Tax Reform And The Debt

Kevin Drum feels that a deficit commission should "focus solely on cutting spending and increasing revenue, not on remaking the tax system." Ryan Avent rebuts

[T]he principle that tax reform is a healthy part of deficit reduction is a sound one. And not really an ideological one. On the contrary, a government with a more efficient tax system will find it easier to support a more progressive social safety net. Improvements in the tax code are low-hanging fruit, and it's good that reforms have been placed on the table.

The Rift Widens

Polarization

Adam Bonica expects the 112th Congress to be the most polarized in recent memory:

The hollowing out of the political center explained the momentous rise in polarization during the Southern realignment. Now that only a handful of moderates remain in the House, polarization can no longer be portrayed as a story of vanishing moderates. It appears the rise of the extremists has stepped up as the driving force behind congressional polarization.

Yglesias analyzes.

To Doubt With Conviction, Ctd

E.D. Kain engages the subject again:

I’m skeptical of the collective wisdom of the American people. I’m not any more skeptical of the people we put in government. But those people wield enormous power; and nor are they acting in isolation. What they can and cannot do is often limited by other people perhaps less brilliant or less honest. Even the most skilled technocrat with the best intentions has to navigate the labyrinthine halls of power, compromising here, giving special favors there.
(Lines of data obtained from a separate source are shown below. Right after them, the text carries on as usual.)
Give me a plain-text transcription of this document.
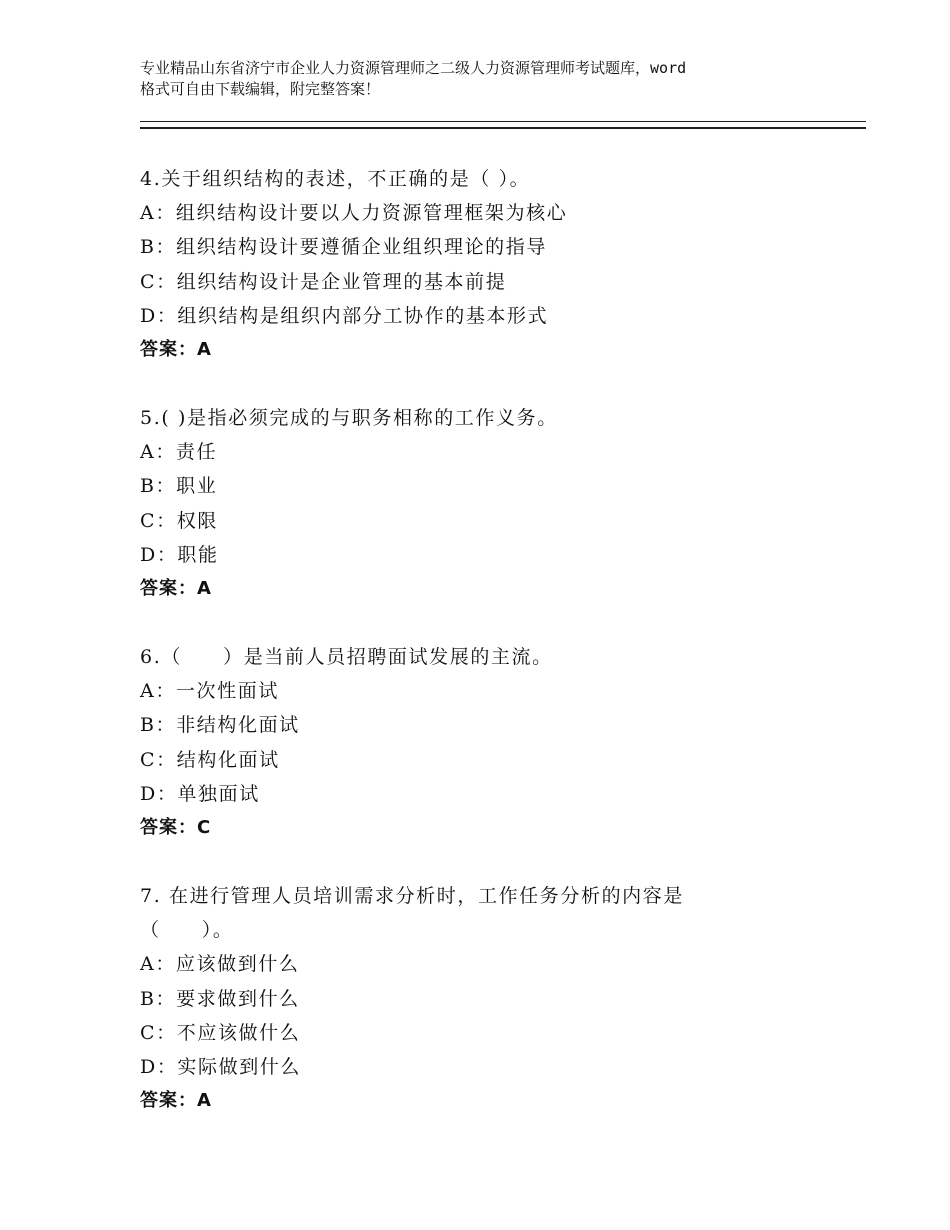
专业精品山东省济宁市企业人力资源管理师之二级人力资源管理师考试题库，word
格式可自由下载编辑，附完整答案！
4.关于组织结构的表述，不正确的是（ ）。
A：组织结构设计要以人力资源管理框架为核心
B：组织结构设计要遵循企业组织理论的指导
C：组织结构设计是企业管理的基本前提
D：组织结构是组织内部分工协作的基本形式
答案：A
5.( )是指必须完成的与职务相称的工作义务。
A：责任
B：职业
C：权限
D：职能
答案：A
6.（　　）是当前人员招聘面试发展的主流。
A：一次性面试
B：非结构化面试
C：结构化面试
D：单独面试
答案：C
7. 在进行管理人员培训需求分析时，工作任务分析的内容是（　　）。
A：应该做到什么
B：要求做到什么
C：不应该做什么
D：实际做到什么
答案：A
Often it is the very corporations and special interests that liberals decry who benefit the most from centralized power and complexity, from the good intent of human failings. Limiting government, then, in my view is a very progressive goal. We will have experts in government no matter what – and that’s not a bad thing – but we should expect what they can achieve in real life to be far less than what they can achieve in theory. They are as human as we are and as prone to mistakes. We should look to limit the scope of their mistakes.

Again, conservatives are as guilty of certainty as liberals are – often more so.